Question

A heat engine is supplied with 250 kJ/s of heat at a constant temperature of 227°C; the heat is rejected at 27°C. If the cycle is reversible, then the amount of heat rejected is:

• A. 50 kJ/s
• B. 150 kJ/s
• C. 200 kJ/s
• D. 250 kJ/s

Hint:

For reversible heat engines (Carnot cycles), the efficiency depends only on the temperatures of the hot and cold reservoirs. Also, the ratio of heat exchanged with the reservoirs is equal to the ratio of their absolute temperatures.

Answer 1

The Correct Option is B

Step 1: Identify the given parameters.
Heat supplied to the engine, \( Q_H = 250 \, \text{kJ/s} \).
Temperature at which heat is supplied, \( T_H = 227^\circ\text{C} = 227 + 273 = 500 \, \text{K} \).
Temperature at which heat is rejected, \( T_C = 27^\circ\text{C} = 27 + 273 = 300 \, \text{K} \).
The cycle is reversible, which implies it is a Carnot cycle operating between these two temperatures.
Step 2: Recall the efficiency of a reversible (Carnot) heat engine.
The efficiency \( \eta \) of a Carnot heat engine is given by: \[ \eta = 1 - \frac{T_C}{T_H} = \frac{W_{net}}{Q_H}, \] where \( W_{net} \) is the net work done by the engine. Step 3: Calculate the efficiency of the Carnot cycle.
Using the given temperatures: \[ \eta = 1 - \frac{300 \, \text{K}}{500 \, \text{K}} = 1 - 0.6 = 0.4. \] So, the efficiency of the reversible heat engine is 40%. Step 4: Relate the heat rejected \( Q_C \) to the heat supplied \( Q_H \) and the net work done \( W_{net} \).
From the first law of thermodynamics for a cycle: \[ Q_H - Q_C = W_{net}. \] Also, we know that \( \eta = \frac{W_{net}}{Q_H} \), so \( W_{net} = \eta Q_H \).
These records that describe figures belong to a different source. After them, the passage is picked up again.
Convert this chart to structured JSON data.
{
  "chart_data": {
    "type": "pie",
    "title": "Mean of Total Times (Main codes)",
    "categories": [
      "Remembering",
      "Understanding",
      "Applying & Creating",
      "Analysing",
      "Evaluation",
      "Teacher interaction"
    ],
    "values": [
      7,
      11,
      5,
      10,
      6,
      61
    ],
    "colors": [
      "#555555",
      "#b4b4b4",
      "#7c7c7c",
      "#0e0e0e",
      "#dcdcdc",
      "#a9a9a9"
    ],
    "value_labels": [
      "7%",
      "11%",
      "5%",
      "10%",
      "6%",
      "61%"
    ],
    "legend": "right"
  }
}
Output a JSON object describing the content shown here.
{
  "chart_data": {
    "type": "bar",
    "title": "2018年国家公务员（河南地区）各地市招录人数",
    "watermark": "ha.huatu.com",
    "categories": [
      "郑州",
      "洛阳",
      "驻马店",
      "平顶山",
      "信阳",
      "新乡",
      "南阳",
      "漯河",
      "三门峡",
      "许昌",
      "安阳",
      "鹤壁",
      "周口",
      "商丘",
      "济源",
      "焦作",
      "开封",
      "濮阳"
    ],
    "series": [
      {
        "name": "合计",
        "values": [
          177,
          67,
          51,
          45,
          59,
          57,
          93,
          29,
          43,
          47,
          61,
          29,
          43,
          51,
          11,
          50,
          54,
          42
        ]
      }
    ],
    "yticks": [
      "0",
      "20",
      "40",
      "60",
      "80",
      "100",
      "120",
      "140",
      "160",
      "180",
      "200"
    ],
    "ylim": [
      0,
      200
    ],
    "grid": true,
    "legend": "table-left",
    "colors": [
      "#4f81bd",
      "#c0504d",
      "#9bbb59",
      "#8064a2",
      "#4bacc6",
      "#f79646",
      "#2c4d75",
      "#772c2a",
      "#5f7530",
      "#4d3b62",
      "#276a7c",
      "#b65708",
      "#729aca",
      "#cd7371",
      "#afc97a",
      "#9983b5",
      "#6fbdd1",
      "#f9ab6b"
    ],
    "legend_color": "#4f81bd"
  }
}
Step 5: Calculate the net work done by the engine.
\[ W_{net} = \eta Q_H = 0.4 \times 250 \, \text{kJ/s} = 100 \, \text{kJ/s}. \] Step 6: Calculate the amount of heat rejected \( Q_C \).
Using the first law of thermodynamics: \[ Q_C = Q_H - W_{net} = 250 \, \text{kJ/s} - 100 \, \text{kJ/s} = 150 \, \text{kJ/s}. \] Alternatively, for a reversible heat engine, the ratio of heat transferred is proportional to the ratio of absolute temperatures: \[ \frac{Q_C}{Q_H} = \frac{T_C}{T_H}. \] \[ Q_C = Q_H \times \frac{T_C}{T_H} = 250 \, \text{kJ/s} \times \frac{300 \, \text{K}}{500 \, \text{K}} = 250 \times 0.6 = 150 \, \text{kJ/s}. \] Step 7: Select the correct answer.
The amount of heat rejected is 150 kJ/s, which corresponds to option 2.